June 23, 2008 1:00:48 PM PDT
A judge on Monday stripped away claims in a lawsuit filed against Mars Inc. by a Times Square entertainer known as the Naked Cowboy but said he could still argue in court that the candymaker borrowed his racy look for its blue M&M.U.S. District Judge Denny Chin said a jury would have to decide whether Mars' advertising campaign left the impression that Robert Burck, who became a tourist attraction for strumming a guitar while wearing just boots, underpants and a hat, had endorsed the product.

Chin tossed out claims that Burck is owed compensatory and punitive damages because the M&M video advertisement that appeared on two electronic billboards in Times Square and a mural violated a New York State law protecting privacy rights of individuals.

The judge said the law protects the name, portrait or picture of an individual but not a character created or a role performed by the person.

Burck sued to protect trademarks he had obtained as he appeared in television shows, movies and video games, including a Chevrolet commercial that debuted during Super Bowl XLI.

The lawsuit was filed earlier this year against Mars and Chute Gerdeman Inc., an advertising and design agency.

The Blue M&M Cowboy was part of an advertising campaign with other M&Ms in famous New York scenes. One climbs the Empire State Building like King Kong. Another looks like the Statue of Liberty, arm outstretched. Yet another rides a carriage through Central Park.

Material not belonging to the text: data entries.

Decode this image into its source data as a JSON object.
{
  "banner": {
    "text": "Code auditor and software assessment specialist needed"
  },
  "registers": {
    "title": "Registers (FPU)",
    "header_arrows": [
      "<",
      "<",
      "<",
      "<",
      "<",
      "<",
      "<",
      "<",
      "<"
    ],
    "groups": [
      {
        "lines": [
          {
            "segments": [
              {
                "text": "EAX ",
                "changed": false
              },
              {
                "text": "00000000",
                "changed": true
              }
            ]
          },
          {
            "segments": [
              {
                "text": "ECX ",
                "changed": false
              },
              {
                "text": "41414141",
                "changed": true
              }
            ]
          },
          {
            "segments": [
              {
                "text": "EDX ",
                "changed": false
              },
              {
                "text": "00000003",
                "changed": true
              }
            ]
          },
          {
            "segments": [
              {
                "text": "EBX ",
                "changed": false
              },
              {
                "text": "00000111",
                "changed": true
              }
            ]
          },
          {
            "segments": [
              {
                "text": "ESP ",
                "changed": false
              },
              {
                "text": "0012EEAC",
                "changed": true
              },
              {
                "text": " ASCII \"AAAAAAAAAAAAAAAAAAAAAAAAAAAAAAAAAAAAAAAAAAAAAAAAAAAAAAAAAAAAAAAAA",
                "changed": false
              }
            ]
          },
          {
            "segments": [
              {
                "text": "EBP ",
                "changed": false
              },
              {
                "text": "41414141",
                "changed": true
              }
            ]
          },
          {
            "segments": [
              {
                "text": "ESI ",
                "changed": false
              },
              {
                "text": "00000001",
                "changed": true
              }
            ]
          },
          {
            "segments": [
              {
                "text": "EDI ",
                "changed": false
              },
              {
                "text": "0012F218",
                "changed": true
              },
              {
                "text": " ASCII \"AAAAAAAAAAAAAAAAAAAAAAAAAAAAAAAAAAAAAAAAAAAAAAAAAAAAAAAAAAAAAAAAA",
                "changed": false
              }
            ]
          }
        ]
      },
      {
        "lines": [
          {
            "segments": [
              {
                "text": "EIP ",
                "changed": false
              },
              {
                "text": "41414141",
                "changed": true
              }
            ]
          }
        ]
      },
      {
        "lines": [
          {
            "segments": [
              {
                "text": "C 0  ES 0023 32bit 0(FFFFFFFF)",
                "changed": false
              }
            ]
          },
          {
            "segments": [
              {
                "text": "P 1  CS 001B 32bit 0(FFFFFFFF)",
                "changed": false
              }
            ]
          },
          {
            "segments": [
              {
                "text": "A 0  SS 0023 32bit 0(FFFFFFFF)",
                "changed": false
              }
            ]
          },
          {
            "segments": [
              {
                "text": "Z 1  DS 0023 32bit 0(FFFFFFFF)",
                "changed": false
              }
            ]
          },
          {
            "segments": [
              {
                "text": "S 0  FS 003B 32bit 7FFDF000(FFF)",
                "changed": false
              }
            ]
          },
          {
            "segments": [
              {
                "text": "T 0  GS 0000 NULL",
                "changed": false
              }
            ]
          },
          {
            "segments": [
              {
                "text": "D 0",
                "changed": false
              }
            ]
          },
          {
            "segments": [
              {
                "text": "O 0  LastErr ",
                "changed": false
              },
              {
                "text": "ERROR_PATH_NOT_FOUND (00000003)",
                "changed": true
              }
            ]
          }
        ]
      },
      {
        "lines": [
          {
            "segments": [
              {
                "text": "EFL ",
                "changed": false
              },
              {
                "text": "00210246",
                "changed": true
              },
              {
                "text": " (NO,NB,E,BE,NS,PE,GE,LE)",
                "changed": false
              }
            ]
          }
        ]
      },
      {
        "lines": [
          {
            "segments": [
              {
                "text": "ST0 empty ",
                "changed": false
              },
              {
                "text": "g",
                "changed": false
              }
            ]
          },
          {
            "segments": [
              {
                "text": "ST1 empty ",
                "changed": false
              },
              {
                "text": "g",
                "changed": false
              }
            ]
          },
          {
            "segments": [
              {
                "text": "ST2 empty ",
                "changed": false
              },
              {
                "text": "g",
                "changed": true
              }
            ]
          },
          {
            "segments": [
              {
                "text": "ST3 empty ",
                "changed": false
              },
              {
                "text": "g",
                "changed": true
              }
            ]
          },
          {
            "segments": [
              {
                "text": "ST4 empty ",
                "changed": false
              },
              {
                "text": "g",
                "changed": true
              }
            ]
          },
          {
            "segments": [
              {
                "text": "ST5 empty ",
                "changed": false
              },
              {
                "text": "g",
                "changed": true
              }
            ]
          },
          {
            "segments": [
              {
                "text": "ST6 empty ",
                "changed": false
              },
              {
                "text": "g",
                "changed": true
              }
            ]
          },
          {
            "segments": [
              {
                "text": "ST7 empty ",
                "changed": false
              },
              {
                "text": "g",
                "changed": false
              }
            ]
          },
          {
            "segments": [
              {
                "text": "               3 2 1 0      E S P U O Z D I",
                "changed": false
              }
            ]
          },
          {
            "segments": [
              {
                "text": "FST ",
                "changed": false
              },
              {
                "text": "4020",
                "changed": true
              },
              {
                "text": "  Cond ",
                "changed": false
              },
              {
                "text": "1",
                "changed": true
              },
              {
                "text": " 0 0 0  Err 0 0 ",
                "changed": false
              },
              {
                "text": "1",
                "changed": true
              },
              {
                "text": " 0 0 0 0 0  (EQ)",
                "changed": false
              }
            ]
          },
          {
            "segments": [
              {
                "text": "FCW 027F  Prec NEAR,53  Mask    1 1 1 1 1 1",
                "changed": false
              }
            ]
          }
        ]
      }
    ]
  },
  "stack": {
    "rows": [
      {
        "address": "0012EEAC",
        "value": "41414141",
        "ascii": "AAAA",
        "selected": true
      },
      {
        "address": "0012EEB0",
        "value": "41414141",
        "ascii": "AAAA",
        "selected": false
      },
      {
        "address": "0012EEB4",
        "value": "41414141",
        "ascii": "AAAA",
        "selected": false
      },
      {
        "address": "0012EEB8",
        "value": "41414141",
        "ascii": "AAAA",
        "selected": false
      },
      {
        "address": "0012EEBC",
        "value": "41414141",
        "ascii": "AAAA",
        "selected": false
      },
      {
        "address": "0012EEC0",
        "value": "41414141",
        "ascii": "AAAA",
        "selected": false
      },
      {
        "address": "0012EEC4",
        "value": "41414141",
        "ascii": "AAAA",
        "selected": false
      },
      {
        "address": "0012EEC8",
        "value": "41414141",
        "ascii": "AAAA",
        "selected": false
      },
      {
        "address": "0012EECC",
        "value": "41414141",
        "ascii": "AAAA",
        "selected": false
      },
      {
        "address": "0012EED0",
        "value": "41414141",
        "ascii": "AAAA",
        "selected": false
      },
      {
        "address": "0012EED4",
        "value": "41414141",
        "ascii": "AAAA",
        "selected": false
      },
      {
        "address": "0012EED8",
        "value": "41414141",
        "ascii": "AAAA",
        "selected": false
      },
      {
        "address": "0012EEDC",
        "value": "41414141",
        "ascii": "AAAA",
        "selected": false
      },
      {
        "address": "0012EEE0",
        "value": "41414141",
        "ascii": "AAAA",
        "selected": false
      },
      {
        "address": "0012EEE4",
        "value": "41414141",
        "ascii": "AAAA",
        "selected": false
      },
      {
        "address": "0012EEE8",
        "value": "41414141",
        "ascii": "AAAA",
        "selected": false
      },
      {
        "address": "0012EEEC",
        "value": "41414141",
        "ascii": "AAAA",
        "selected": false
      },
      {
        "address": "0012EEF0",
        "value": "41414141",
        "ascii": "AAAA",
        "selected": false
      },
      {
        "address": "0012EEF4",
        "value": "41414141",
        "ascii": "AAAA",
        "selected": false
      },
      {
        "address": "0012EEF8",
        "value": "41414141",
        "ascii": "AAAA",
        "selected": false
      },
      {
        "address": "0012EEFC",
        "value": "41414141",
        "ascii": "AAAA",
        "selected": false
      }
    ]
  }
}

The blue M&M strums a guitar wearing just underpants, boots and a hat.

Lawyers for Mars and Chute Gerdeman argued that the lawsuit should be dismissed because the M&M cowboy was a parody and protected by the First Amendment.

Scott M. Rothman, a lawyer for Burck, said: "The Naked Cowboy is obviously pleased with the judge's ruling that he has pled a viable claim for trademark infringement under federal law."

A lawyer for Mars and Chute Gerdeman did not immediately return a phone message for comment.